Given the lack of universality of connection of the Connect Nav +, the choice fell, necessarily, on the CD-C A03 or CD-C A08 produced by Blaupunkt and available online or in major Hi-Fi stores. For our tutorial we used the A03 which is also compatible with CD-Rs.
Before starting the installation, you must first obtain the necessary tools:
# of the pieces of iron that we will use for the extraction of the source
# a wire stripper pliers or common wire cutters
# of good quality electrical tape
# wrenches and screwdrivers suitable for disassembling some parts of the car for laying the cable up to the boot
The first step is to remove the NEGATIVE terminal (-) of the battery, since we will have to obtain the power supply of the CD-C directly from the 12v of the source.
Once this is done we move on to Nav + extraction; proceed to disconnect the ISO terminal block (present on all the latest generation cars) and the fake BLUE connector that we will replace with that of the cable supplied in the changer package.
CDC connections and fixing.
At this point, once the source has been extracted, to make the CD-C work, we need to power it. To do this, the RED-BLACK (+) and BLACK (-) wires on the ISO terminal board must be stripped without damaging them.
Once this simple operation has been completed, we take the RED (+) and BROWN (-) wires of the CD-C cable (protected by a fuse) and temporarily connect them to the (+) and (-) of the ISO terminal board, connect the charger to the 'other end, load the cartridge with some CDs, reinsert the (-) battery clamp and if everything has been done correctly we will hear the changer "wake up" and start scanning the discs present.
We just have to turn on the source, after inserting the ISO terminal block, and start the CDs.

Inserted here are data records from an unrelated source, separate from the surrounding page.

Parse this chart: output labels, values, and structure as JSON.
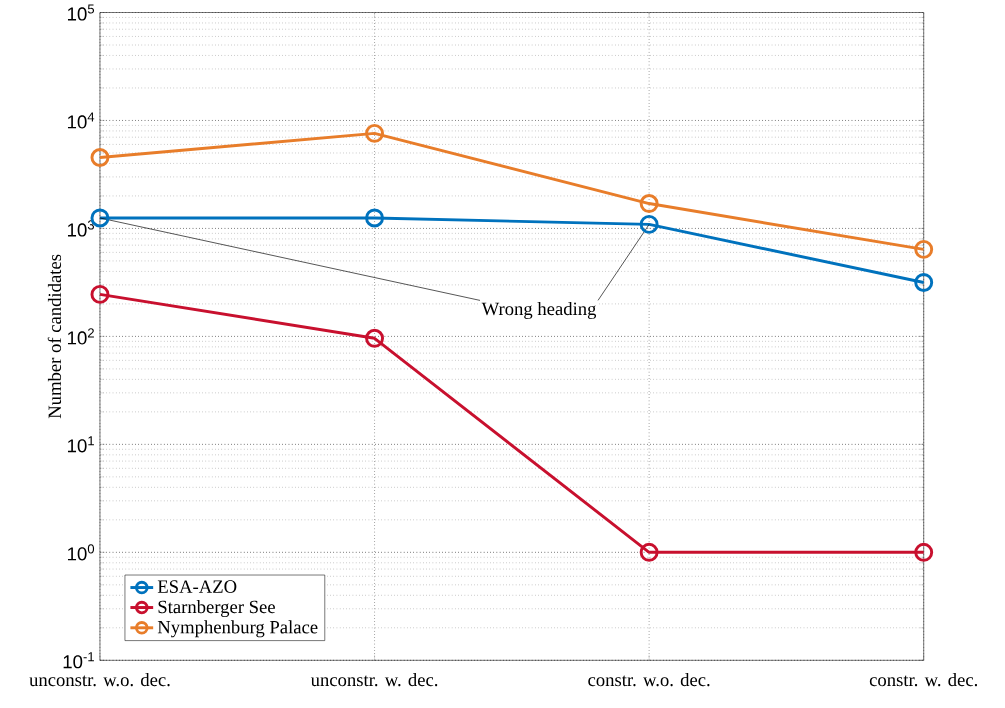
{
  "chart_data": {
    "type": "line",
    "ylabel": "Number of candidates",
    "categories": [
      "unconstr. w.o. dec.",
      "unconstr. w. dec.",
      "constr. w.o. dec.",
      "constr. w. dec."
    ],
    "series": [
      {
        "name": "ESA-AZO",
        "color": "#0072bd",
        "values": [
          1250,
          1250,
          1090,
          316
        ]
      },
      {
        "name": "Starnberger See",
        "color": "#c8102e",
        "values": [
          245,
          96,
          1,
          1
        ]
      },
      {
        "name": "Nymphenburg Palace",
        "color": "#e87d2a",
        "values": [
          4540,
          7600,
          1700,
          640
        ]
      }
    ],
    "log": true,
    "ylim": [
      0.1,
      100000
    ],
    "yticks": [
      {
        "value": 0.1,
        "label": "10$^{-1}$"
      },
      {
        "value": 1,
        "label": "10$^{0}$"
      },
      {
        "value": 10,
        "label": "10$^{1}$"
      },
      {
        "value": 100,
        "label": "10$^{2}$"
      },
      {
        "value": 1000,
        "label": "10$^{3}$"
      },
      {
        "value": 10000,
        "label": "10$^{4}$"
      },
      {
        "value": 100000,
        "label": "10$^{5}$"
      }
    ],
    "grid": true,
    "legend": "bottom left",
    "marker": "circle",
    "line_style": "solid",
    "annotations": [
      {
        "text": "Wrong heading",
        "x": "constr. w.o. dec.",
        "y": 1090
      }
    ]
  }
}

Now all that remains is to route the cable to the trunk. We have chosen to pass it on the driver's side. We disconnect everything again and begin to disassemble the driver's side seat belt support with a common wrench (we recommend the utmost caution and attention when reassembling this essential component for safety).

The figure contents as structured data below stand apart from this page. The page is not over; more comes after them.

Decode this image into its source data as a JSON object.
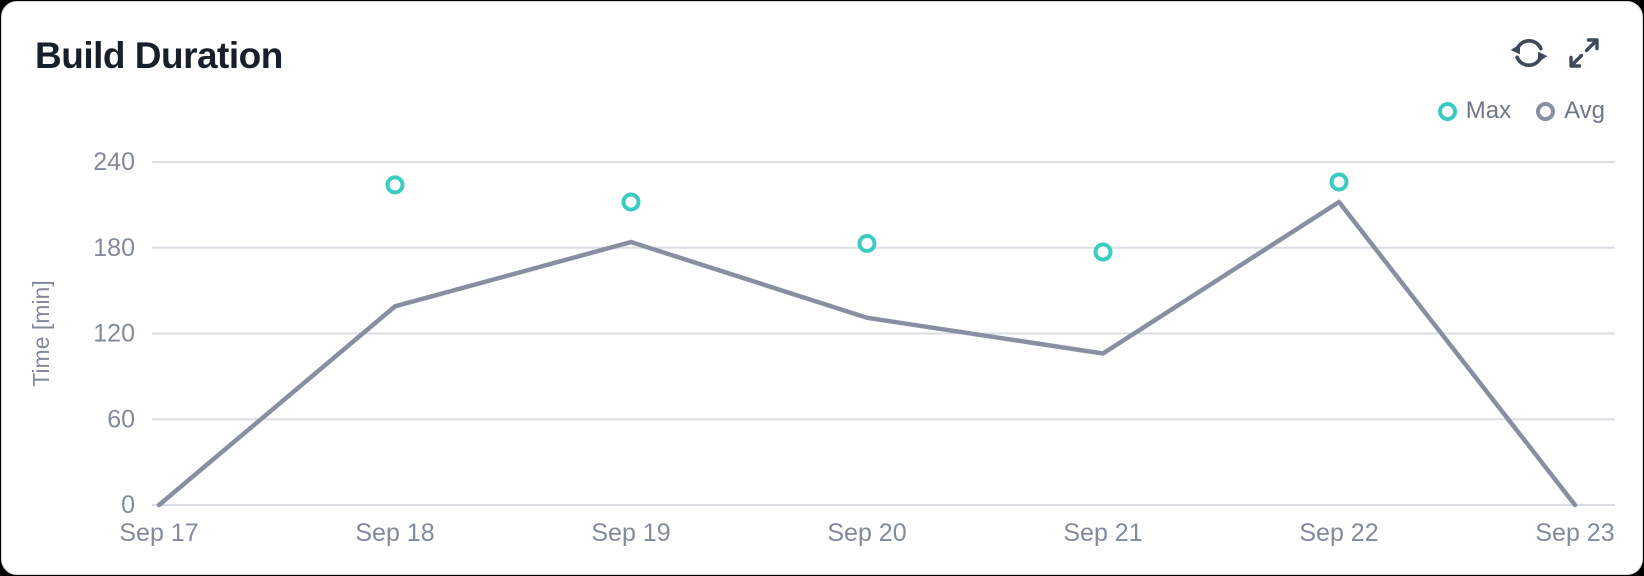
{
  "card": {
    "title": "Build Duration"
  },
  "toolbar": {
    "refresh_icon": "sync-arrows",
    "expand_icon": "diagonal-expand-arrows"
  },
  "legend": [
    {
      "label": "Max",
      "color": "#3bcbc2"
    },
    {
      "label": "Avg",
      "color": "#878fa1"
    }
  ],
  "colors": {
    "title_text": "#171f2b",
    "axis_text": "#828b9c",
    "gridline": "#dadde4",
    "icon": "#3e4a5b",
    "max_accent": "#3bcbc2",
    "avg_accent": "#878fa1",
    "card_background": "#ffffff",
    "card_border": "#d8dbe0"
  },
  "chart_data": {
    "type": "line",
    "title": "Build Duration",
    "categories": [
      "Sep 17",
      "Sep 18",
      "Sep 19",
      "Sep 20",
      "Sep 21",
      "Sep 22",
      "Sep 23"
    ],
    "series": [
      {
        "name": "Max",
        "type": "scatter",
        "color": "#3bcbc2",
        "values": [
          null,
          224,
          212,
          183,
          177,
          226,
          null
        ]
      },
      {
        "name": "Avg",
        "type": "line",
        "color": "#878fa1",
        "values": [
          0,
          139,
          184,
          131,
          106,
          212,
          0
        ]
      }
    ],
    "xlabel": "",
    "ylabel": "Time [min]",
    "ylim": [
      0,
      240
    ],
    "yticks": [
      0,
      60,
      120,
      180,
      240
    ],
    "grid": true,
    "legend_position": "top-right"
  }
}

We then move on to removing the door sill, which is fixed with two star screws at the ends. We pull the whole piece hard and we will see that after a bit of resistance it will come off.
We raise the rear seat and recline the backrest a little. We take the black end of the CD-C cable, insert it into the double DIN compartment trying to make it come out near the pedals with the help of a flashlight. Once this is done, we raise the carpet near the area where the fuel inertial block device is generally housed (for more info consult the use and maintenance manual of your car) and begin to insert the cable, and then lay it along the stops. cables present under the door sill.
We get to the rear seat, pass the cable under the soundproofing to make it come out in the rear trunk. At this point we just have to fix the changer. Quietly choose the seat that suits you most. For fixing you can use double-sided adhesive tape or the special screws supplied in the package, taking care, when puncturing, not to cut any car cables.
We recommend positioning it like this:
Now, before reassembling everything, let's do the classic test of correct functioning. Reconnect the charger power supply to the ISO terminal block, permanently this time, with electrical tape.
Let's put the Nav + back in its DIN compartment and enjoy our CDs.
Conclusion and suggestions.
In this article we have seen how simple it is, for those with a minimum of manual skills and patience, to install a CD Changer on their car.
After this operation the qualitative rendering of the audio will be even better, as the player integrated in the CD-C has a much better suspension system than that of the player generally integrated in the source, and therefore in the presence of roughness of the mantle. road has a lower tendency to "jump".
As always, for any clarification or doubt, we invite you to write on our forum.
Article published in Hirc on November 2, 2004 by the same author.